STUDY DESIGN AND DATA SOURCES:
Databases, preferably big data analytics like multi-institutional clinical registries 36,37,38 have been used for developing the predictive algorithms. The de-identified data from large national database usually get exemption from review by institutional review board.
GUIDELINES:
The Transparent Reporting of Multivariable Prediction Models for Individual Prognosis or Diagnosis (TRIPOD) and JMIR Guidelines for Developing and Reporting Machine Learning Predictive Models in Biomedical Research 39,40 are followed.
SPLIT-SAMPLE APPROACH: TRAINING VERSUS VALIDATION SET:
Based on the split proportions in the previous literature 41, the data is randomly divided into a training dataset (70%) and a validation dataset (30%). A set of predictive models for various types of postoperative outcomes like AEs, extended length of hospital stay etc. for the training dataset is made using, (i) generalized linear regression model with a logit link function (logistic regression model) , and (ii) least absolute shrinkage and selection operator (LASSO) regularization method. The performance of the prediction models developed using the training dataset is evaluated through the validation dataset.
PATIENT SELECTION AND COHORT FEATURES:
The variables for each eligible patient as a potential predictor of postoperative outcome following brain and spine surgery is extracted from the included dataset. The missing data could be imputed using multiple imputation with chained equations from large administrative databases 32.

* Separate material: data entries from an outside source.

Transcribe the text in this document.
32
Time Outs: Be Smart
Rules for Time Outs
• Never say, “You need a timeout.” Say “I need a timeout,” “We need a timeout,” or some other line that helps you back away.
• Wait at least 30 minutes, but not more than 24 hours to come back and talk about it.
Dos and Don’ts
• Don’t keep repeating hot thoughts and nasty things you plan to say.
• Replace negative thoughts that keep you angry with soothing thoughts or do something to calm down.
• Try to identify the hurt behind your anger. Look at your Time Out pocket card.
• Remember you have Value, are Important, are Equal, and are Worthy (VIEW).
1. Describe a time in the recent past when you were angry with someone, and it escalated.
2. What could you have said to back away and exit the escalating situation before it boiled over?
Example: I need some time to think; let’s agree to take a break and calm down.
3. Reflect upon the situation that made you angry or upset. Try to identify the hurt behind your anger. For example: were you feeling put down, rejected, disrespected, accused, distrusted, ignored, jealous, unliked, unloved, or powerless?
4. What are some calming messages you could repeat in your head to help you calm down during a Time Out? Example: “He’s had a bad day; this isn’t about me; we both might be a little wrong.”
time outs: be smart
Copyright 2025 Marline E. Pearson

APPROACHES TO BUILD THE PREDICTIVE MODEL:
The first approach in building the predictive model is the logistic regression. Based upon the Akaike Information Criterion 41, a forward and backward stepwise selection procedure is conducted. A natural cubic spline method is used to determine the non-linearity of the continuous variables 42. The second approach is based on the penalized regression model to obtain shrinkage estimators for the regression coefficients using LASSO method 43. Using LASSO, there is shrinkage of regression coefficients for some variables to zero since it uses a regularization method and shrinkage estimator to impose a constraint on the model parameters. Furthermore, a 10-fold cross validation is used to find a tuning parameter for each predictive model 34. An absolute value of the z-statistic for each model is used to evaluate the importance of included variable.

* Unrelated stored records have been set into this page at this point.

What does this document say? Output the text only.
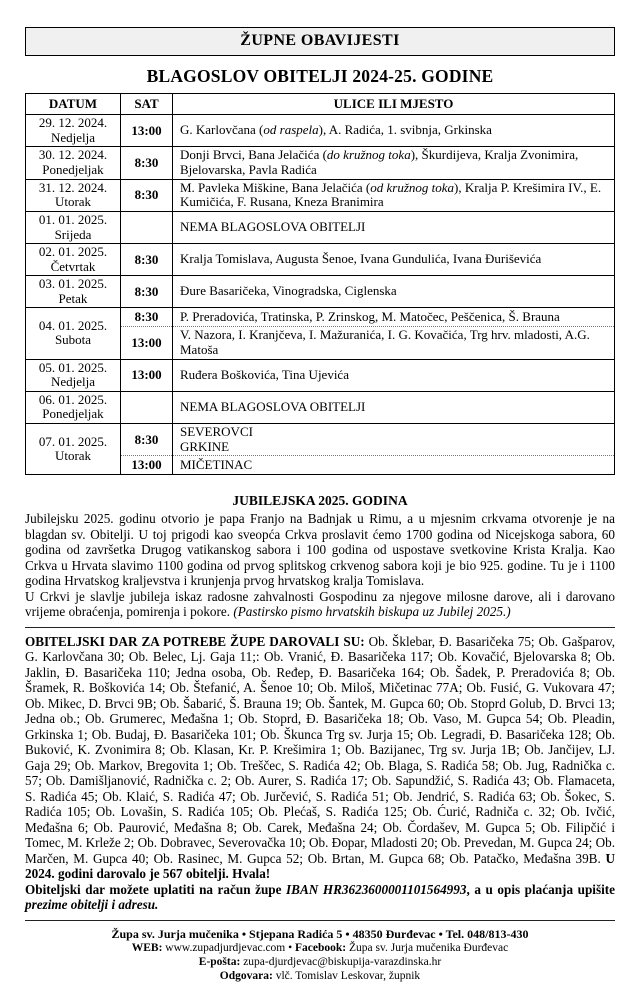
ŽUPNE OBAVIJESTI
BLAGOSLOV OBITELJI 2024-25. GODINE
DATUM	SAT	ULICE ILI MJESTO

29. 12. 2024.
Nedjelja	13:00	G. Karlovčana (od raspela), A. Radića, 1. svibnja, Grkinska

30. 12. 2024.
Ponedjeljak	8:30	Donji Brvci, Bana Jelačića (do kružnog toka), Škurdijeva, Kralja Zvonimira, Bjelovarska, Pavla Radića

31. 12. 2024.
Utorak	8:30	M. Pavleka Miškine, Bana Jelačića (od kružnog toka), Kralja P. Krešimira IV., E. Kumičića, F. Rusana, Kneza Branimira

01. 01. 2025.
Srijeda		NEMA BLAGOSLOVA OBITELJI

02. 01. 2025.
Četvrtak	8:30	Kralja Tomislava, Augusta Šenoe, Ivana Gundulića, Ivana Đuriševića

03. 01. 2025.
Petak	8:30	Đure Basaričeka, Vinogradska, Ciglenska

04. 01. 2025.
Subota	8:30	P. Preradovića, Tratinska, P. Zrinskog, M. Matočec, Peščenica, Š. Brauna
	13:00	V. Nazora, I. Kranjčeva, I. Mažuranića, I. G. Kovačića, Trg hrv. mladosti, A.G. Matoša

05. 01. 2025.
Nedjelja	13:00	Ruđera Boškovića, Tina Ujevića

06. 01. 2025.
Ponedjeljak		NEMA BLAGOSLOVA OBITELJI

07. 01. 2025.
Utorak
	8:30	SEVEROVCI
GRKINE
	13:00	MIČETINAC
JUBILEJSKA 2025. GODINA

Jubilejsku 2025. godinu otvorio je papa Franjo na Badnjak u Rimu, a u mjesnim crkvama otvorenje je na blagdan sv. Obitelji. U toj prigodi kao sveopća Crkva proslavit ćemo 1700 godina od Nicejskoga sabora, 60 godina od završetka Drugog vatikanskog sabora i 100 godina od uspostave svetkovine Krista Kralja. Kao Crkva u Hrvata slavimo 1100 godina od prvog splitskog crkvenog sabora koji je bio 925. godine. Tu je i 1100 godina Hrvatskog kraljevstva i krunjenja prvog hrvatskog kralja Tomislava.

U Crkvi je slavlje jubileja iskaz radosne zahvalnosti Gospodinu za njegove milosne darove, ali i darovano vrijeme obraćenja, pomirenja i pokore. (Pastirsko pismo hrvatskih biskupa uz Jubilej 2025.)

OBITELJSKI DAR ZA POTREBE ŽUPE DAROVALI SU: Ob. Šklebar, Đ. Basaričeka 75; Ob. Gašparov, G. Karlovčana 30; Ob. Belec, Lj. Gaja 11;: Ob. Vranić, Đ. Basaričeka 117; Ob. Kovačić, Bjelovarska 8; Ob. Jaklin, Đ. Basaričeka 110; Jedna osoba, Ob. Ređep, Đ. Basaričeka 164; Ob. Šadek, P. Preradovića 8; Ob. Šramek, R. Boškovića 14; Ob. Štefanić, A. Šenoe 10; Ob. Miloš, Mičetinac 77A; Ob. Fusić, G. Vukovara 47; Ob. Mikec, D. Brvci 9B; Ob. Šabarić, Š. Brauna 19; Ob. Šantek, M. Gupca 60; Ob. Stoprd Golub, D. Brvci 13; Jedna ob.; Ob. Grumerec, Međašna 1; Ob. Stoprd, Đ. Basaričeka 18; Ob. Vaso, M. Gupca 54; Ob. Pleadin, Grkinska 1; Ob. Budaj, Đ. Basaričeka 101; Ob. Škunca Trg sv. Jurja 15; Ob. Legradi, Đ. Basaričeka 128; Ob. Buković, K. Zvonimira 8; Ob. Klasan, Kr. P. Krešimira 1; Ob. Bazijanec, Trg sv. Jurja 1B; Ob. Jančijev, LJ. Gaja 29; Ob. Markov, Bregovita 1; Ob. Treščec, S. Radića 42; Ob. Blaga, S. Radića 58; Ob. Jug, Radnička c. 57; Ob. Damišljanović, Radnička c. 2; Ob. Aurer, S. Radića 17; Ob. Sapundžić, S. Radića 43; Ob. Flamaceta, S. Radića 45; Ob. Klaić, S. Radića 47; Ob. Jurčević, S. Radića 51; Ob. Jendrić, S. Radića 63; Ob. Šokec, S. Radića 105; Ob. Lovašin, S. Radića 105; Ob. Plećaš, S. Radića 125; Ob. Ćurić, Radniča c. 32; Ob. Ivčić, Međašna 6; Ob. Paurović, Međašna 8; Ob. Carek, Međašna 24; Ob. Čordašev, M. Gupca 5; Ob. Filipčić i Tomec, M. Krleže 2; Ob. Dobravec, Severovačka 10; Ob. Đopar, Mladosti 20; Ob. Prevedan, M. Gupca 24; Ob. Marčen, M. Gupca 40; Ob. Rasinec, M. Gupca 52; Ob. Brtan, M. Gupca 68; Ob. Patačko, Međašna 39B. U 2024. godini darovalo je 567 obitelji. Hvala!

Obiteljski dar možete uplatiti na račun župe IBAN HR3623600001101564993, a u opis plaćanja upišite prezime obitelji i adresu.

Župa sv. Jurja mučenika • Stjepana Radića 5 • 48350 Đurđevac • Tel. 048/813-430
WEB: www.zupadjurdjevac.com • Facebook: Župa sv. Jurja mučenika Đurđevac
E-pošta: zupa-djurdjevac@biskupija-varazdinska.hr
Odgovara: vlč. Tomislav Leskovar, župnik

PERFORMANCE EVALUATION OF THE PREDICTIVE MODEL:
The discrimination of the predictive model is assessed using the receiver operator characteristic (ROC) area under the curve (AUC) on both the training and validation dataset. Furthermore, the calibration is assessed by plotting the observed incidence of each postoperative outcome against the incidence of the model-predicted probability. When the predicted effect for the model is equivalent, we expect the predictions to be closer to a 45⸰ diagonal line. Overall model performance is further assessed using the Brier score, which is the mean squared error between the predicted probability and the observed outcome of each model. The Brier score ranges between 0 and 1. A Brier score value of 0 shows a perfect fit.
Furthermore, a simulation study to evaluate the influence of sample size on the performance of prediction models for the assessment of postoperative outcomes is also important. Therefore, a random subset of data is selected from a varying sample size and repeated the model fitting procedure for calculating the predictive ability of overall complications using the logistic regression to calculate the AUC. Furthermore, decision curve analysis is performed to determine the best model for clinical management using net benefit over a range of probability thresholds.